All right, the next step is to color the interior of the letters, and I'm going to need these Offset and Transform effects again, so I'll grab this white fill at the bottom of the stack and then Alt+Drag or Option+ Drag it to just below the stroke. Now I'll change the color of this fill to CMYK Red. Now I want to shrink the letters, and just as you can grow fills and strokes using offset path, you can also shrink them. And so I'll click on Offset Path to bring up the dialog box, turn on the Preview checkbox, click inside the Offset value, and then notice when you press the Down Arrow key you shrink those letters on-the-fly.

I came up with a value of negative three pt., and you may want to remember that because that information is going come in handy in the very next movie. Now click OK to apply the change, and then we need to scoot the letters up into the left. So click on the word Transform and change the Horizontal Move value to -1 and change the Vertical value to 0, and then turn on the Preview checkbox. And we get this effect here; now click OK. I want to add some patterning to my red letters, so I'll click on this red fill to make it active, then click on the little Page icon at the bottom of the Appearance panel to make a duplicate of it.

We don't need to change the settings for Offset Path and Transform, but we do need them to be there so that our two fills exactly overlap. Go ahead and click on the red swatch and change this fill to pompadour, which is a pattern that ships along with Illustrator. And notice that this pattern has a little bit of transparency built into it, so we can see through to the red fill in the background, and it's also got this brown, which doesn't work at all. So click on the word Opacity underneath the Fill in order to bring up the Opacity panel and change the Blend mode to Screen in order to produce this effect here.

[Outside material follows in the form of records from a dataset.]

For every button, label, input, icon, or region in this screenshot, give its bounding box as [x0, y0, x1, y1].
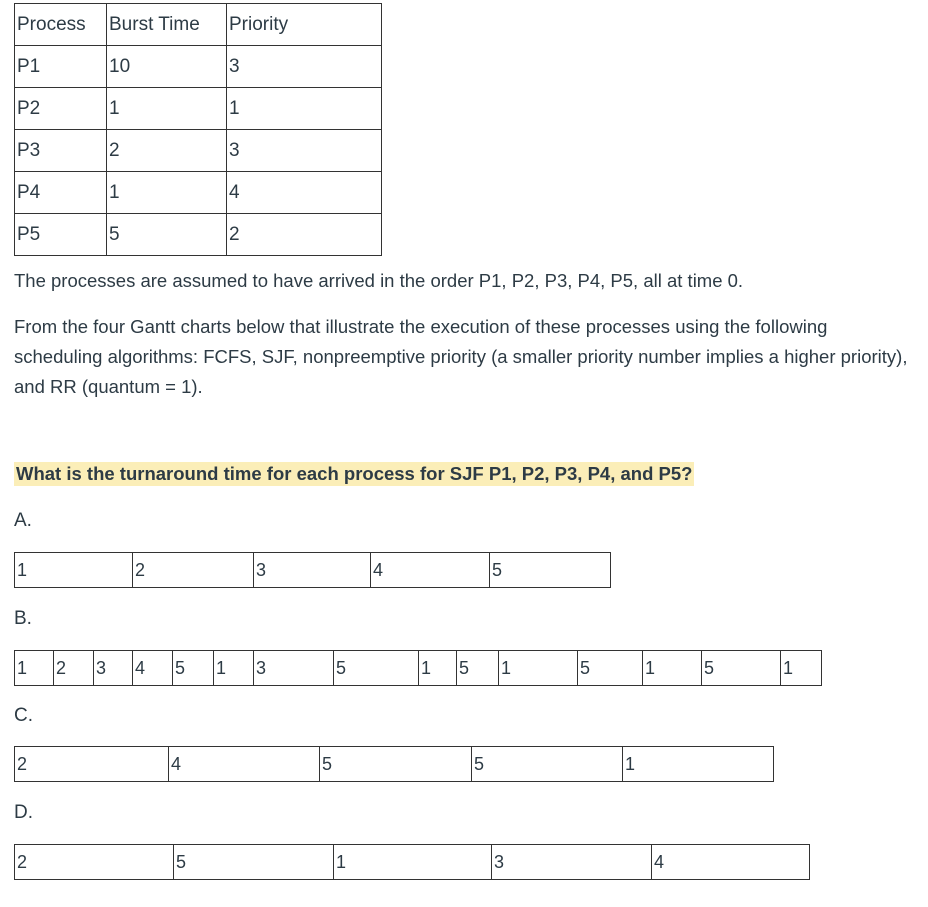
gantt-cell: 5 [471, 747, 484, 781]
cell-priority: 1 [227, 88, 382, 130]
gantt-cell: 4 [370, 553, 383, 587]
gantt-cell: 1 [622, 747, 635, 781]
cell-priority: 2 [227, 214, 382, 256]
cell-process: P5 [15, 214, 107, 256]
gantt-chart-c[interactable] [14, 746, 774, 782]
gantt-cell: 1 [333, 845, 346, 879]
gantt-cell: 2 [17, 754, 28, 774]
gantt-cell: 1 [642, 651, 655, 685]
cell-burst: 10 [107, 46, 227, 88]
cell-process: P1 [15, 46, 107, 88]
table-header-row [15, 4, 382, 46]
gantt-cell: 2 [17, 852, 28, 872]
gantt-cell: 2 [53, 651, 66, 685]
arrival-text: The processes are assumed to have arrived in the order P1, P2, P3, P4, P5, all at time 0. [14, 270, 744, 291]
cell-priority: 4 [227, 172, 382, 214]
option-b-label[interactable]: B. [14, 608, 32, 629]
gantt-cell: 1 [17, 658, 28, 678]
gantt-cell: 3 [491, 845, 504, 879]
question-text: What is the turnaround time for each process for SJF P1, P2, P3, P4, and P5? [16, 463, 693, 484]
header-burst-time: Burst Time [107, 4, 227, 46]
option-a-label[interactable]: A. [14, 510, 32, 531]
table-row [15, 214, 382, 256]
gantt-cell: 4 [132, 651, 145, 685]
table-row [15, 88, 382, 130]
gantt-cell: 5 [319, 747, 332, 781]
gantt-cell: 1 [418, 651, 431, 685]
cell-burst: 5 [107, 214, 227, 256]
gantt-cell: 5 [333, 651, 346, 685]
table-row [15, 46, 382, 88]
cell-burst: 2 [107, 130, 227, 172]
gantt-cell: 5 [577, 651, 590, 685]
cell-priority: 3 [227, 46, 382, 88]
gantt-cell: 3 [93, 651, 106, 685]
gantt-chart-b[interactable] [14, 650, 822, 686]
gantt-cell: 3 [253, 553, 266, 587]
gantt-cell: 5 [173, 845, 186, 879]
gantt-cell: 1 [213, 651, 226, 685]
gantt-cell: 5 [172, 651, 185, 685]
option-d-label[interactable]: D. [14, 802, 33, 823]
intro-text: From the four Gantt charts below that illustrate the execution of these processes using the following scheduling algorithms: FCFS, SJF, nonpreemptive priority (a smaller priority number implies a higher priority), and RR (quantum = 1). [14, 316, 908, 397]
header-process: Process [15, 4, 107, 46]
gantt-cell: 4 [168, 747, 181, 781]
cell-process: P2 [15, 88, 107, 130]
gantt-cell: 4 [651, 845, 664, 879]
process-table [14, 3, 382, 256]
header-priority: Priority [227, 4, 382, 46]
cell-priority: 3 [227, 130, 382, 172]
table-row [15, 172, 382, 214]
cell-process: P3 [15, 130, 107, 172]
gantt-cell: 1 [498, 651, 511, 685]
gantt-chart-a[interactable] [14, 552, 611, 588]
gantt-cell: 1 [780, 651, 793, 685]
gantt-cell: 1 [17, 560, 28, 580]
gantt-cell: 3 [253, 651, 266, 685]
gantt-cell: 2 [132, 553, 145, 587]
option-c-label[interactable]: C. [14, 705, 33, 726]
gantt-cell: 5 [489, 553, 502, 587]
gantt-cell: 5 [701, 651, 714, 685]
cell-process: P4 [15, 172, 107, 214]
table-row [15, 130, 382, 172]
gantt-cell: 5 [456, 651, 469, 685]
gantt-chart-d[interactable] [14, 844, 810, 880]
cell-burst: 1 [107, 172, 227, 214]
cell-burst: 1 [107, 88, 227, 130]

All right, now for the stroke. I'll click on a stroke at the top of the stack to make it active and I'll change the Line Weight to 2 pt., and we end up with a fairly tragic effect here. I want a stroke all the letters as a group; unfortunately what Illustrator does is it traces each letter independently, and because we have such tight kerning, that means Illustrator is tracing the overlapping areas. So one way to get rid of that effect is to click on the Type object to make it active, and then go up to the Effect menu, choose Pathfinder.

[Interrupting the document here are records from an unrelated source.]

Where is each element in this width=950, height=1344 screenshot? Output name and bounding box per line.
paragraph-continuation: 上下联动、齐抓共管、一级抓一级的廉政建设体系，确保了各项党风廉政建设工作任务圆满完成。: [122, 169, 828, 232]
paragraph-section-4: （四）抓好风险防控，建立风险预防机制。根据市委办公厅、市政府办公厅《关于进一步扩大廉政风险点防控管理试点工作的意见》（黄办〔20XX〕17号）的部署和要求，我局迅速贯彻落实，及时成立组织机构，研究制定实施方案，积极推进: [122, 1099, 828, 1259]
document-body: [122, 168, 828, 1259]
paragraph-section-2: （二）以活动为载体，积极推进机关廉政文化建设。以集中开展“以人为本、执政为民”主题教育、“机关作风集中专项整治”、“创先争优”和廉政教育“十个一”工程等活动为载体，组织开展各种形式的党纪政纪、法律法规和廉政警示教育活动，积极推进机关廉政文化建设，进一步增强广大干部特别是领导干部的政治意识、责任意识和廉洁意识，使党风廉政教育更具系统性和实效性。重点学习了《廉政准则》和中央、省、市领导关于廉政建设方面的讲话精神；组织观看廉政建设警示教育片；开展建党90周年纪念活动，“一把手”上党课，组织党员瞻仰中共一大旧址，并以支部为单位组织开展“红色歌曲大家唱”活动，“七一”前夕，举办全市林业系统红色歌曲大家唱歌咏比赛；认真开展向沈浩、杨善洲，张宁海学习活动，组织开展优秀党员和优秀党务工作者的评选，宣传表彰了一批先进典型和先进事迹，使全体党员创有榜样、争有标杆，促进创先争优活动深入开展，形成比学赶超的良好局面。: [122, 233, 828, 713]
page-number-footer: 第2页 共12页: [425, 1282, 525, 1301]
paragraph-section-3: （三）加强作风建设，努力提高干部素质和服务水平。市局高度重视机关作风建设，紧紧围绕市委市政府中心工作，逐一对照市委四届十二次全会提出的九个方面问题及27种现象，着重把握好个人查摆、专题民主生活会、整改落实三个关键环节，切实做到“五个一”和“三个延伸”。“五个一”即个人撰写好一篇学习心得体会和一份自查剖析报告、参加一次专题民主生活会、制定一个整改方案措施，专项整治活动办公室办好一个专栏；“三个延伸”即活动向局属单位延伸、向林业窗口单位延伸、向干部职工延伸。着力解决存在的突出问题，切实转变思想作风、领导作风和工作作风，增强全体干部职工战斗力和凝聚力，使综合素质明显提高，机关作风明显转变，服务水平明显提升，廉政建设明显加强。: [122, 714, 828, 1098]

Now I want you to understand what's going on with the dynamic pathfinder operations. You apply them to either a group or a layer or a text object, and then Illustrator goes ahead and merges all of the stuff inside that container. So when we applied Intersect to that layer a few movies back, Illustrator combined the objects inside that layer using the Intersect operation. In our case, we want to merge all the letters inside this text object; and the best way to do that is to choose Add, and that way you end up getting this effect here.

But we've got some pretty obvious problems. Notice here in this region between the O and the P that Illustrator is merging not only the strokes, but it's also merging the pattern fill and the red fill. And in my case--you may or may not see this effect-- Illustrator is beveled off the miters for the strokes. So here's how you fix those problems. The first thing you need to do is click on the word Add there, which is applied to the entire object, and drag it and drop it onto the stroke so that you affect the stroke independently of the rest of the attributes.

Then click on the word Stroke in order to bring up this panel and increase your miter limit value; mine is 4, so I'll change it let's say to 40. I just want to get nice sharp miters all the way around, and we end up with exactly the effect I am looking for. So there you have it. That's how you create a sculptural text effect that's every bit is applicable to live, editable text as it is to text that's been converted to path outlines.